Die Nürnberger*innen nennen ihren Reichswald auch liebevoll „Steckerles-Wald“. Das Wort „Steckerles“ ist fränkische Mundart und beschreibt etwas Stock-artiges. Damit sind die geraden, hohen und dünnen Fichten gemeint, die in der Waldplanung vor einigen Jahrhunderten sehr geordnet angepflanzt wurden. Mittlerweile wird der Forst immer weniger „Steckerles-Wald“, da er mittlerweile zum Mischwald umgeplant wurde und deswegen viel diverser ist.

Die Geschichte des Reichswald

Die ersten Bäume im Gebiet des heutigen Reichswaldes siedelten sich nach der ersten Eiszeit vor circa 16.000 Jahren an. Bis daraus ein dichter Wald entstand, vergingen weitere 9.000 Jahre.

Mischung des Reichswaldes über die Jahre.
Der Mischung des Reichswald über die Jahre. Bild: Elisabeth Seiler.

Im Mittelalter war Nürnberg eine sehr große Stadt mit viel Handwerk, deshalb war der Verbrauch von Holz zum Bauen oder Heizen der Stadt sehr hoch. So wurde der Reichswald übernutzt, der Baumbestand schrumpfte.

Im Jahre 1368 entwickelte der Patrizier Peter Stromer eine Technik, mit der Kiefern künstlich angesät werden konnten. So wurde der Waldbau in ganz Europa revolutioniert. Der Nürnberger Reichswald war der erste künstlich aufgeforstete Wald der Welt.

Trotz der neuen Technik der Aufforstung ging es dem Wald in den nächsten Jahrhunderten nicht besser. Zum einen gab es weiterhin viel Übernutzung, sodass Anfang des 19. Jahrhunderts nur noch circa die Hälfte des Baumbestandes vorhanden ist. Zum anderen wird der Forst nur mit schnell wachsenden Fichten und Kiefern aufgebessert. Dadurch bilden sich unnatürliche Monokulturen, die weitere Verluste bringen.

In der zweiten Hälfte des 19. Jahrhunderts kommt eine weitere Gefahr für den Wald hinzu: Schädlinge. Der Wald wird von Spinnern, Spannern und der Kieferneule befallen, bis 1894 sind circa ein Drittel des Baumbestandes von Insekten befallen. Das ergibt einen Verlust von circa 5.000 Hektar Waldfläche.

Während des Zweiten Weltkrieges muss viel Waldfläche für militärische Einrichtungen und die neue Autobahn weichen.

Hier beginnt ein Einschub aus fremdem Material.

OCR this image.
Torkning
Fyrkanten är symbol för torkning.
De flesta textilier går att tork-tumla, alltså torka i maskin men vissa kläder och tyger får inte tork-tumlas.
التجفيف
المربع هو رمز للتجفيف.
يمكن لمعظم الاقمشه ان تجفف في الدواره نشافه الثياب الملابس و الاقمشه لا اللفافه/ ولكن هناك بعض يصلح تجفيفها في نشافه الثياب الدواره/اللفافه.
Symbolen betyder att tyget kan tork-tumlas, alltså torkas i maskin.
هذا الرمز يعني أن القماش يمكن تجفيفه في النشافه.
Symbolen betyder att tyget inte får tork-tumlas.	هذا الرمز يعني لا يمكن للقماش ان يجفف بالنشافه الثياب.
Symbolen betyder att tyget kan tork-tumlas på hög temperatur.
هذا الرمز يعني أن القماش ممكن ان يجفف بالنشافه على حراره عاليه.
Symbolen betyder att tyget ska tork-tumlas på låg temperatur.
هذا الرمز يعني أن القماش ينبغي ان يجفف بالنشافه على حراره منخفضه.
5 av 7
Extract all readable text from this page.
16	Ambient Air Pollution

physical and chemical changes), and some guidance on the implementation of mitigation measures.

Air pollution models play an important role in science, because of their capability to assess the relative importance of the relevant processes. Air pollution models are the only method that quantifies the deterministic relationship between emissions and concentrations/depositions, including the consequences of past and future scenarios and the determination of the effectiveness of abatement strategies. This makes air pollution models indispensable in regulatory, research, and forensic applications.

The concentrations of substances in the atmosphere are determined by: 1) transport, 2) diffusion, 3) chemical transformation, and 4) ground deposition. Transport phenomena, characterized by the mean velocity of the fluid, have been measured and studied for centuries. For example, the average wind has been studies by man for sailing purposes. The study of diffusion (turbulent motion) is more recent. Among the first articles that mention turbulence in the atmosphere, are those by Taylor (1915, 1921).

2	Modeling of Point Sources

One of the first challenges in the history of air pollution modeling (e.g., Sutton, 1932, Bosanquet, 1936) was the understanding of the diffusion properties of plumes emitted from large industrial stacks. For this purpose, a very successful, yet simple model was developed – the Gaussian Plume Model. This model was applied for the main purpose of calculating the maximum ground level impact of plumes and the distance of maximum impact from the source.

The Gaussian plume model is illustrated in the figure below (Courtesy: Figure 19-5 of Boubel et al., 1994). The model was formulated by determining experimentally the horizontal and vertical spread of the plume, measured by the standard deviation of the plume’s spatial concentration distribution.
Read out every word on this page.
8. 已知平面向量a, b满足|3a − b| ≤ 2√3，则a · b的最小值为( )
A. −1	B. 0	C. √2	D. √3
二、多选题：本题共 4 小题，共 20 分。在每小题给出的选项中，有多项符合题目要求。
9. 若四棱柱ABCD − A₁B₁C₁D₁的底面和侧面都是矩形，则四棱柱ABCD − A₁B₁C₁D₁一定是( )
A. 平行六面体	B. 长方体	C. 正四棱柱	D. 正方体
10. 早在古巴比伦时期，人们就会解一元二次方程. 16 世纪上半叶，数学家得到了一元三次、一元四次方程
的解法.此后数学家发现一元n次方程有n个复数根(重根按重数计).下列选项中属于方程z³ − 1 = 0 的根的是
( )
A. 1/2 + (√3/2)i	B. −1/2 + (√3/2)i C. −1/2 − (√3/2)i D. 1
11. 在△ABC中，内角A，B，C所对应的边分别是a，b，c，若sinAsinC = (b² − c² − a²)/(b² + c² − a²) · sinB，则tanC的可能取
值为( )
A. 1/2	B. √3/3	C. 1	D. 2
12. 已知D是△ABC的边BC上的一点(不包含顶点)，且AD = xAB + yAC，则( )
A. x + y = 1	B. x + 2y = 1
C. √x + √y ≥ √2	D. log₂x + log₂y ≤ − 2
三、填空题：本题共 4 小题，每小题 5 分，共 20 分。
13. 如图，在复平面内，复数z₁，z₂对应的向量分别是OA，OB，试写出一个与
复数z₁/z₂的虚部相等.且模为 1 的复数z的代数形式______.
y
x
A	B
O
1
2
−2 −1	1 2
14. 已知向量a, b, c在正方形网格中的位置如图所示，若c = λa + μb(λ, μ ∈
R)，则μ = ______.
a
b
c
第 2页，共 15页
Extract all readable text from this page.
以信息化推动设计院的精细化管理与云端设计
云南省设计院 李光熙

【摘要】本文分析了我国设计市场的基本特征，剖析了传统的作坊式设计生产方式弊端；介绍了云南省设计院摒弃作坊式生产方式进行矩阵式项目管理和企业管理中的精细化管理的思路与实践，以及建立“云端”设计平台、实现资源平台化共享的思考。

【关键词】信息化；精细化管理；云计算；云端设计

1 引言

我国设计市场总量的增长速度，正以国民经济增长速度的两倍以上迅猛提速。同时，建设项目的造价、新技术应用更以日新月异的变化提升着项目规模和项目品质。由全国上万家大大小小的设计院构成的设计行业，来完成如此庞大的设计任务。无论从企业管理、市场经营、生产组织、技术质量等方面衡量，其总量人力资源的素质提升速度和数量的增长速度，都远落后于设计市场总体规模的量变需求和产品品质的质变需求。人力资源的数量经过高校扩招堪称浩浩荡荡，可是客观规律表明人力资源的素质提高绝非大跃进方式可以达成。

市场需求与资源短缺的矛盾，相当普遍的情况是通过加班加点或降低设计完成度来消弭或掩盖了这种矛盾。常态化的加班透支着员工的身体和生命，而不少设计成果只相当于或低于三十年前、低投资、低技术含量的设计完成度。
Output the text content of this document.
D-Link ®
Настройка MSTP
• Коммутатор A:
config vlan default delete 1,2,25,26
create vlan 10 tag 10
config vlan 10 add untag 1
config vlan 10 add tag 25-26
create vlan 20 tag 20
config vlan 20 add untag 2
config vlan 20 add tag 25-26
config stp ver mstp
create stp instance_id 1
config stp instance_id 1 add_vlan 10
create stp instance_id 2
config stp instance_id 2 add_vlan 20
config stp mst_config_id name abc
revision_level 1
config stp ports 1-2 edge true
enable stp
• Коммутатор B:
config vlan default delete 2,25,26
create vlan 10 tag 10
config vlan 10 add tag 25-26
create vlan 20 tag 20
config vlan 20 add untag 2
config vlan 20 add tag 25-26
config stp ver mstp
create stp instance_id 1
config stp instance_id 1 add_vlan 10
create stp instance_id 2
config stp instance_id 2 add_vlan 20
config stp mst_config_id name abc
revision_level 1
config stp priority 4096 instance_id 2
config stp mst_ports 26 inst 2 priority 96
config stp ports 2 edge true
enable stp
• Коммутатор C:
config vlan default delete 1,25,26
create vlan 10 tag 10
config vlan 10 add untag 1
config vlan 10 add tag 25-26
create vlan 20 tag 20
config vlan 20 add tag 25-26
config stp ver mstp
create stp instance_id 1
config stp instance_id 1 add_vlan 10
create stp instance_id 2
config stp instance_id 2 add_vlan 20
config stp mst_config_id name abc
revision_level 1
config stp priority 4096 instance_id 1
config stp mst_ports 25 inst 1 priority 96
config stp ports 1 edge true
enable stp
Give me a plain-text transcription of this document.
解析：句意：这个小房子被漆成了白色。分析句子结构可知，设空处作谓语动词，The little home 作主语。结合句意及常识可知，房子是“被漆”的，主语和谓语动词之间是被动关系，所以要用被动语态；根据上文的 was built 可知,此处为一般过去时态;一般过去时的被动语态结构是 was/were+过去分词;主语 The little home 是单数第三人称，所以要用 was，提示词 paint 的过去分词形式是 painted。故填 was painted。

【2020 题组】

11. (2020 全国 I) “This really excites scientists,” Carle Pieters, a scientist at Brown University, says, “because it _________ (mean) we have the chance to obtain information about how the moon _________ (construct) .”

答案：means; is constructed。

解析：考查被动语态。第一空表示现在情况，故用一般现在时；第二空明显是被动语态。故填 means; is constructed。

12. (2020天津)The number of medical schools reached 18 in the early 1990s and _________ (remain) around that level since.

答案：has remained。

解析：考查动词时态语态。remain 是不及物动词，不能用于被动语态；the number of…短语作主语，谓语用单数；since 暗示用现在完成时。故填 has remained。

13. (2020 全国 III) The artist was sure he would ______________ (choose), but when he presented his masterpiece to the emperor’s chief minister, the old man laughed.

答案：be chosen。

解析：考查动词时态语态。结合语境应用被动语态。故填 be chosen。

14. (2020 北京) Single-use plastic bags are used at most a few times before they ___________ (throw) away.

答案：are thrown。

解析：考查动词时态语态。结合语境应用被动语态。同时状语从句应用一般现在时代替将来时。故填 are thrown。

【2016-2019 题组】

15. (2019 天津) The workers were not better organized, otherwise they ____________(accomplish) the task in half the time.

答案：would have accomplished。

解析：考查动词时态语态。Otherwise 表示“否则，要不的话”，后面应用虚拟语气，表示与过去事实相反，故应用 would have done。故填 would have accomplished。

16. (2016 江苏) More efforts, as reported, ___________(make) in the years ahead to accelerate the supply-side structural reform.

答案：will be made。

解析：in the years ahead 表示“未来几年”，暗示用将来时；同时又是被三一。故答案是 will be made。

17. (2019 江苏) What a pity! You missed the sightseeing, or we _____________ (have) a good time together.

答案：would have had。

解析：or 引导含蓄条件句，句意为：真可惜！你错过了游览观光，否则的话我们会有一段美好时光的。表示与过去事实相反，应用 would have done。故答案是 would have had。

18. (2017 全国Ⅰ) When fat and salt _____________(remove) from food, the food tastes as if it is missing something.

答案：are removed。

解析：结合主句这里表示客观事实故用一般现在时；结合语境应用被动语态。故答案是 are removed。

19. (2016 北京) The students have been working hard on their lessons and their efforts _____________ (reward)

Für den Wiederaufbau nach dem Krieg wird ebenfalls viel Holz aus dem Reichsforst verwendet, so wird der Wald abermals übernutzt.

Nach dem Zweiten Weltkrieg konnte sich der Wald leicht erholen. Mithilfe von neuen Anbauverfahren wurden auch heimische Laubbäume gesät. Um den trotzdem noch starken Flächenverlust zu verhindern, wurde im Jahr 1980 ein Großteil des Forstes zum Bannwald erklärt. Das macht den Nürnberger Reichswald zum ersten Bannwald in Bayern.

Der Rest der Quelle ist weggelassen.